The plans of the Federal Trade Commission don't bother us newspaper folks none because we're exempt. Our book reviewers can keep right on taking free books, and our music reviewers can wallow in a torrent of freebie music downloads until their iPods explode. But if you readers do the same thing and fail to disclose the full details of your "financial relationship" with a "marketer" before you tweet, both you and the book publisher may have broken the law, resulting in fines of more than $10,000.
The rules are arcane, but their essence is simple. If a regular person says something online that an FTC official finds fishy, the agency can investigate. To do that, the rules say, feds will have to check out individuals' finances, examine what they've received in the mail and review what they've posted on the Internet for evidence of corporate taint.
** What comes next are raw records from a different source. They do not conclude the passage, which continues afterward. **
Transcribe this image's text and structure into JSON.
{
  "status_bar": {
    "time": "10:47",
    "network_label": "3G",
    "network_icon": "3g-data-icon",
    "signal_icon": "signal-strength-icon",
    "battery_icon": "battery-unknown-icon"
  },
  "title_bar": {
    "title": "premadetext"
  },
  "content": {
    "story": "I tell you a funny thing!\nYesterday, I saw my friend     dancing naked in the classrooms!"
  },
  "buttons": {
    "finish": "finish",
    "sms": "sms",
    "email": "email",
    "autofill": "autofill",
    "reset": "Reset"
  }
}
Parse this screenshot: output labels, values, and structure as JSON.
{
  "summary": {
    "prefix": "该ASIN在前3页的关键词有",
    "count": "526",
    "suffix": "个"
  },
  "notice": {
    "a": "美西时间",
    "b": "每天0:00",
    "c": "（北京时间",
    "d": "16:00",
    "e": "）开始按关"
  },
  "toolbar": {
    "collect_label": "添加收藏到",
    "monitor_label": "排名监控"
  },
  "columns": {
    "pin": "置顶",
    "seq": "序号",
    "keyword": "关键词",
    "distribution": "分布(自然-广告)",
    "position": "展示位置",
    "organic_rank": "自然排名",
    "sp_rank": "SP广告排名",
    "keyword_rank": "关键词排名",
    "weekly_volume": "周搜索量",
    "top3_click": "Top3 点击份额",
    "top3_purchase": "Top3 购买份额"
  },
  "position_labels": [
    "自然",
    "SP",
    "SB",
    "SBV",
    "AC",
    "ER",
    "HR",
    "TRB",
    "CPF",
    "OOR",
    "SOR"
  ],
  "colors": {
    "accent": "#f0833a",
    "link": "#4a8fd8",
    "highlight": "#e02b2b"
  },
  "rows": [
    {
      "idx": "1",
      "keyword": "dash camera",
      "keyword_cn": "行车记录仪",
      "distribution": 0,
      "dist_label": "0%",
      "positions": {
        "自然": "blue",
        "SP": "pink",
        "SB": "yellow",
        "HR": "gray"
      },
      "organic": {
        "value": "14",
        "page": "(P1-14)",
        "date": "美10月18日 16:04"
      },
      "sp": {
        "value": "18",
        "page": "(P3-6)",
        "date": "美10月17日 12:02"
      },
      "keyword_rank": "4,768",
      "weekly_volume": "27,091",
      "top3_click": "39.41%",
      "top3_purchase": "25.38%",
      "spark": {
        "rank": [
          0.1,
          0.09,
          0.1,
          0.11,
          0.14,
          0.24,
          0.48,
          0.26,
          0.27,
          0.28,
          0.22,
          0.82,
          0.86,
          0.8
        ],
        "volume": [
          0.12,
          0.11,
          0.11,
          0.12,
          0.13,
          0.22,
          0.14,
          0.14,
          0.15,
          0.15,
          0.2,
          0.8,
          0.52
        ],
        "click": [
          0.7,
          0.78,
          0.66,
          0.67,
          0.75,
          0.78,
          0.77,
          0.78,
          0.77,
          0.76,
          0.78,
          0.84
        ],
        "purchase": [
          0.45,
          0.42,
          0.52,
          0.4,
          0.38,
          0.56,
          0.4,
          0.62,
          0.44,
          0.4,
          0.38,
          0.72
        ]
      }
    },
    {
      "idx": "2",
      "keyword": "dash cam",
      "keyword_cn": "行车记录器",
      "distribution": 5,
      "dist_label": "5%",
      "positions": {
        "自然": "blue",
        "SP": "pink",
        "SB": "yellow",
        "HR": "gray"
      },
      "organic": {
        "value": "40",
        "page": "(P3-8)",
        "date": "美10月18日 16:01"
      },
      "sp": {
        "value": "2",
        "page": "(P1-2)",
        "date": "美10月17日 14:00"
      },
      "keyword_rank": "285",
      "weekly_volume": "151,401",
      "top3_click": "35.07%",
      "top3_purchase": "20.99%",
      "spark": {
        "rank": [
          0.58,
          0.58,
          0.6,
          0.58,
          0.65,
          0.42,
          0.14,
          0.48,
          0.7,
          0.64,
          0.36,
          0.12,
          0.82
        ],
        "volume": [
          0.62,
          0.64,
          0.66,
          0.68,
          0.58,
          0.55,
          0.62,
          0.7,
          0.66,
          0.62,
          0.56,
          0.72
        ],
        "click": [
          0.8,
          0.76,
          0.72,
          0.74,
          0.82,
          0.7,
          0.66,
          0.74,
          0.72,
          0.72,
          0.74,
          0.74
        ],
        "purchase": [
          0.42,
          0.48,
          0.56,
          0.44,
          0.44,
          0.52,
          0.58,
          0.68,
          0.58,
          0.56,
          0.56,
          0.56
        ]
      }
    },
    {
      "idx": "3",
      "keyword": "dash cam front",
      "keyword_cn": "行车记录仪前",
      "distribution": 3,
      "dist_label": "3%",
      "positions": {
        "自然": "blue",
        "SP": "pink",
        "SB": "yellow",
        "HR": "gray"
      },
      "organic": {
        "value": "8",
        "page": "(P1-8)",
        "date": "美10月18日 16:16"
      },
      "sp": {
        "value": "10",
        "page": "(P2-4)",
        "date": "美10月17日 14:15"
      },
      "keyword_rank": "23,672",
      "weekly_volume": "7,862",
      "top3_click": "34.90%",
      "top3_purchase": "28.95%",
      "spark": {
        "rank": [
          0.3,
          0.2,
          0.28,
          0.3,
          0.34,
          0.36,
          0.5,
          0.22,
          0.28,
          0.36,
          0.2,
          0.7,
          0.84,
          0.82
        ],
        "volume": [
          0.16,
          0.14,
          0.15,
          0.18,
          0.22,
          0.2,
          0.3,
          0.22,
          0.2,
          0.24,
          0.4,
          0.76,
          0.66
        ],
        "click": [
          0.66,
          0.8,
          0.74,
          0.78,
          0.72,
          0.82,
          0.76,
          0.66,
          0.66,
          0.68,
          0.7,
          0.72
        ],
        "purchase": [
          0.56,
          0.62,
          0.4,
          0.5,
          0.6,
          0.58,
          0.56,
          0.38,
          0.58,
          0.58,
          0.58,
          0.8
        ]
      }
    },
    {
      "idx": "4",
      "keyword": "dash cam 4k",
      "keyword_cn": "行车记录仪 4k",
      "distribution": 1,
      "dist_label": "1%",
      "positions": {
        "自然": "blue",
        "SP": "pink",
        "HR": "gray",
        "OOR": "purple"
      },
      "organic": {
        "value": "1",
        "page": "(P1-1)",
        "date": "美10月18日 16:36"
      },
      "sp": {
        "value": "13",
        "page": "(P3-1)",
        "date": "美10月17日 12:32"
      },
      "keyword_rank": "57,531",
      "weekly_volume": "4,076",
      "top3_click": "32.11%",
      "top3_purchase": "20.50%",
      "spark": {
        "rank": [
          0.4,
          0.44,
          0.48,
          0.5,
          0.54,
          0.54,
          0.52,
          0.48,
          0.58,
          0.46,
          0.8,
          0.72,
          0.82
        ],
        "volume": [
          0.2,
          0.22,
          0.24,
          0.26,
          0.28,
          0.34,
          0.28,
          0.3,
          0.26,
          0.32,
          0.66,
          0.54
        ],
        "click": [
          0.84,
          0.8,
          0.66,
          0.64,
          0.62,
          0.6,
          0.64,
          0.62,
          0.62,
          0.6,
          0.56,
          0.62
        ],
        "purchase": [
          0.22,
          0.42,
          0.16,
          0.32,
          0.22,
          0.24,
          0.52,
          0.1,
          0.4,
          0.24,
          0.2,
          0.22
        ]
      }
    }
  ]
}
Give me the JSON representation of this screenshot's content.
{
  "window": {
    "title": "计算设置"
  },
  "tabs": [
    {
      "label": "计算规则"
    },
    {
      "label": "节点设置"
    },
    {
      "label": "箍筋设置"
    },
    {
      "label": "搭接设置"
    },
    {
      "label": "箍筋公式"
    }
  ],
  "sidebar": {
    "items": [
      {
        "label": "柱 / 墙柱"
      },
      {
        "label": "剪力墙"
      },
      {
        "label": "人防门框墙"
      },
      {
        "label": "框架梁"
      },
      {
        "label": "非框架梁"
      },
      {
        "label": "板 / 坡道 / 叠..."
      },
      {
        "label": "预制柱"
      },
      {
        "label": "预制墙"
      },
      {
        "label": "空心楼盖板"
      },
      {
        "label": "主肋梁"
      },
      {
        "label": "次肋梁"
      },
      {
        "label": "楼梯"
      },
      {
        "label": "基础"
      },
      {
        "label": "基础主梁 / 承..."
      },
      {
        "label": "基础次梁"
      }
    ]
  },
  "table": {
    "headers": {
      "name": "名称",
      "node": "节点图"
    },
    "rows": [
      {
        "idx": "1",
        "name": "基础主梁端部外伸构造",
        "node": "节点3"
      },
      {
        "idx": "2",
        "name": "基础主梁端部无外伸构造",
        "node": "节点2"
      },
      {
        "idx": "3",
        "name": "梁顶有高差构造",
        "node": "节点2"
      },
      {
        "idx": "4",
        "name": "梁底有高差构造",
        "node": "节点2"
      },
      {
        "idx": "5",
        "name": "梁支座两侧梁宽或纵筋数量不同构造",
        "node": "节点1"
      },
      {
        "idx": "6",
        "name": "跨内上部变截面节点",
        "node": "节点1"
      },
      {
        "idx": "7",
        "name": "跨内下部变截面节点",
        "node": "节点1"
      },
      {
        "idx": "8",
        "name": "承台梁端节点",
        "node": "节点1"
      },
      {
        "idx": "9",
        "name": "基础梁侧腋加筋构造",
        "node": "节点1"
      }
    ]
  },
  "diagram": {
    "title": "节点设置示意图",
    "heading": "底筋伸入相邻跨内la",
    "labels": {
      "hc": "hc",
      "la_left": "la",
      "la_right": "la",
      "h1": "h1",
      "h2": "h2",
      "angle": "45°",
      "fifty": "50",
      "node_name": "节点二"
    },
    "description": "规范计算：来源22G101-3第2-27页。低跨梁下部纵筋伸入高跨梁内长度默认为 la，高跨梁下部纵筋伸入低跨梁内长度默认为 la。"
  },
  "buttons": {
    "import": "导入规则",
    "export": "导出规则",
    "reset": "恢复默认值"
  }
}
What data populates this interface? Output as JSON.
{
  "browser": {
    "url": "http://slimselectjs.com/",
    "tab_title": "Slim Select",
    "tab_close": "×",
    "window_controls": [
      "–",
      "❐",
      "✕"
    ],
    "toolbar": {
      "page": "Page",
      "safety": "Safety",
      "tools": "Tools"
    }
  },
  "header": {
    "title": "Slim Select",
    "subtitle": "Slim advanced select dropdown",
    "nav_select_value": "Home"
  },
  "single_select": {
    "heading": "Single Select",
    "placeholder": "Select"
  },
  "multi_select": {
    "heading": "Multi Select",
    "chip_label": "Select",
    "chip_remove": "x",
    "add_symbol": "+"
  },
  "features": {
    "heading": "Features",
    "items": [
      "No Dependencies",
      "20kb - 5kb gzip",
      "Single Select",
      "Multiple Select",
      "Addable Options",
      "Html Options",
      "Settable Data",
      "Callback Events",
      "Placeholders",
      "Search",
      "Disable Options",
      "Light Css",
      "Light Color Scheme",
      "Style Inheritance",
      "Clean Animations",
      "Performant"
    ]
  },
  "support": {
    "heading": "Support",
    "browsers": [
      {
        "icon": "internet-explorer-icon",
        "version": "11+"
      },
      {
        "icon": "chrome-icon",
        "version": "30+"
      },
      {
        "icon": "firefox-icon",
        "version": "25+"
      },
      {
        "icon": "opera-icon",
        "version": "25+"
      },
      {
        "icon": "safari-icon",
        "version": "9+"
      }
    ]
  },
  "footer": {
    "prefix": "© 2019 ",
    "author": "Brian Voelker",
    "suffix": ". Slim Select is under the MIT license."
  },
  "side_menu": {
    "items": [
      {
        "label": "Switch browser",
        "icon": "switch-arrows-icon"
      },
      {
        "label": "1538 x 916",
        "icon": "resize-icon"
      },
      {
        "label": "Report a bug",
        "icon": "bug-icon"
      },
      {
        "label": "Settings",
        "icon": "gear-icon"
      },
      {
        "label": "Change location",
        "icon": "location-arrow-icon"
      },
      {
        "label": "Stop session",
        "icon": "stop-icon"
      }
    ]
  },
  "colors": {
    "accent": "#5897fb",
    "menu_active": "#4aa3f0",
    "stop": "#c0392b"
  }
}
Obvious civil liberties concerns aside, the FTC leadership must be delusional. Even Google tracks only a small fraction of the torrent of new posts, comments, videos, podcasts and other online chatter added to the Internet every day. Now a bunch of Washington bureaucrats think they are going to become the police in a neighborhood so big no one can measure it. Perhaps the company that did the last complete inventory of sand on public beaches will be available to help.
Which brings up that irritating relic of 1791: the First Amendment. How is the FTC going to define the difference between unregulated journalists at real media companies and the bloggers who need federal supervision? Journalists get fired and start blogs. Bloggers get hired by media companies. Bloggers join together and start their own media companies. Bloggers appear on TV and write for the dead-tree editions of newspapers. Media companies buy blogs. Media companies launch blogs. Such a vast gray area is an opportunity for plenty of mischief.
Indeed, it is exactly on this gray area that the FTC says it will focus. The more commercial, popular, long-standing and successful a blogger or tweeter is, the more likely he will fall under the new rules. In other words, the more like the mainstream media an online person is, the more likely the FTC will want to regulate him. That makes perfect sense.
If the four FTC commissioners who voted for this fiasco had any sense, they would skip the inevitable lawsuits and go back to their real jobs.